И с этими словами нищий изо всех сил ударил меня по макушке.
Такое неожиданное нападение привело меня в ярость, — продолжал Маленький Джон. — Я прыгнул на негодяя и осыпал его ударами.
Этот жалкий трус защищаться не мог и запросил пощады.
"Ну, теперь ваша очередь, грязные собаки!" — закричал я, потрясая палкой перед носом остальных. Как бы вы смеялись, если бы увидели, что слепой внезапно прозрел и с ужасом следил за моими действиями, а хромой со всех ног кинулся бежать к лесу! Я приказал этим крикунам замолчать, потому что они совсем оглушили меня своими воплями, и хорошенько прогулялся палкой по их широким плечам. У одного из них от моих ударов лопнул мешок, и из него выпали несколько золотых; их владелец тут же рухнул на колени, стараясь телом прикрыть от меня свое сокровище.
"О-о! Это меняет дело, — воскликнул я, — вы оказывается, не жалкие нищие, а просто-напросто воры! Сейчас же отдайте мне все деньги, что у вас есть, до последнего гроша, иначе я вас в крошево превращу!"
Эти трусы снова запросили пощады, и, поскольку у меня руки устали их бить, я проявил великодушие.
Когда я расстался с этими нищими, набив карманы тем, что удалось у них отобрать, бедолаги едва могли держаться на ногах.

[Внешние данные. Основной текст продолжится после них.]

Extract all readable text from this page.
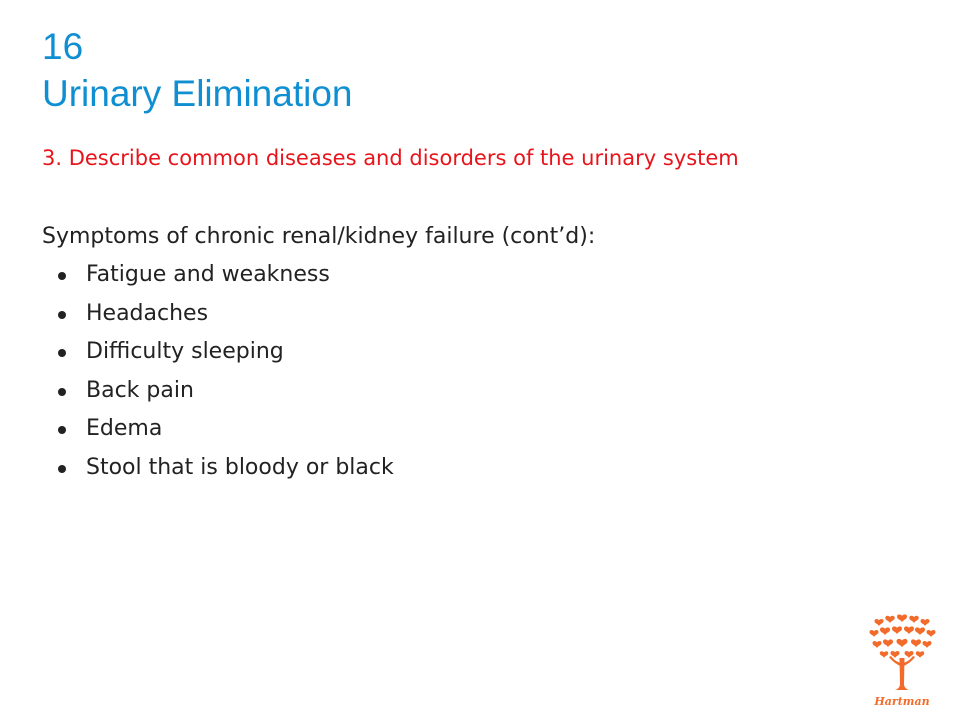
16
Urinary Elimination
3. Describe common diseases and disorders of the urinary system
Symptoms of chronic renal/kidney failure (cont’d):
Fatigue and weakness
Headaches
Difficulty sleeping
Back pain
Edema
Stool that is bloody or black
Hartman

В восторге от своих подвигов, поскольку отнять награбленное — значит восстановить справедливость, я быстро-вернулся в лес тем же путем, что пришел.
Робин Гуд в окружении лесных братьев упражнялся в стрельбе из лука.
"Что случилось, Маленький Джон? — спросил он, увидев меня. — У вас недостало мужества до конца сыграть роль нищего?"
"Простите, дорогой Робин, но я выполнил свой долг и собрал немало. Я принес шестьсот золотых".
"Шестьсот золотых?! — удивился он. — Вы что, отобрали их у какого-нибудь князя Церкви?"
"Нет, атаман, эти деньги я отобрал у людей из нищей братии".
Робин Гуд помрачнел.
"Объяснитесь, Джон, — сказал он мне, — я не могу поверить, что вы обокрали бедняков".
Я рассказал Робину о своих приключениях и заметил, что нищие, чьи мешки набиты золотом, не могут быть никем, кроме профессиональных воров.
Робин согласился со мной, и на лице его снова появилась улыбка.
— День был удачным, — со смехом сказал Мач, — один раз забросили сеть, и сразу шестьсот золотых!
— В тот же вечер, — добавил Джон, — я половину этих денег раздал окрестным беднякам.
— Вы молодец, Джон! — сказал Уилл, пожимая ему руку.
— Вы хотите сказать: "Какой великодушный человек Робин", потому что, поступив так, я всего лишь выполнил его волю.
— Вот мы и в Барнсдейле, — сказал Мач, — и путь мне не показался длинным.
— Я скажу это моей сестре, — смеясь, пообещал Уилл.
— А я добавлю, — сказал Мач, — что ни на одну минуту не переставал думать о ней.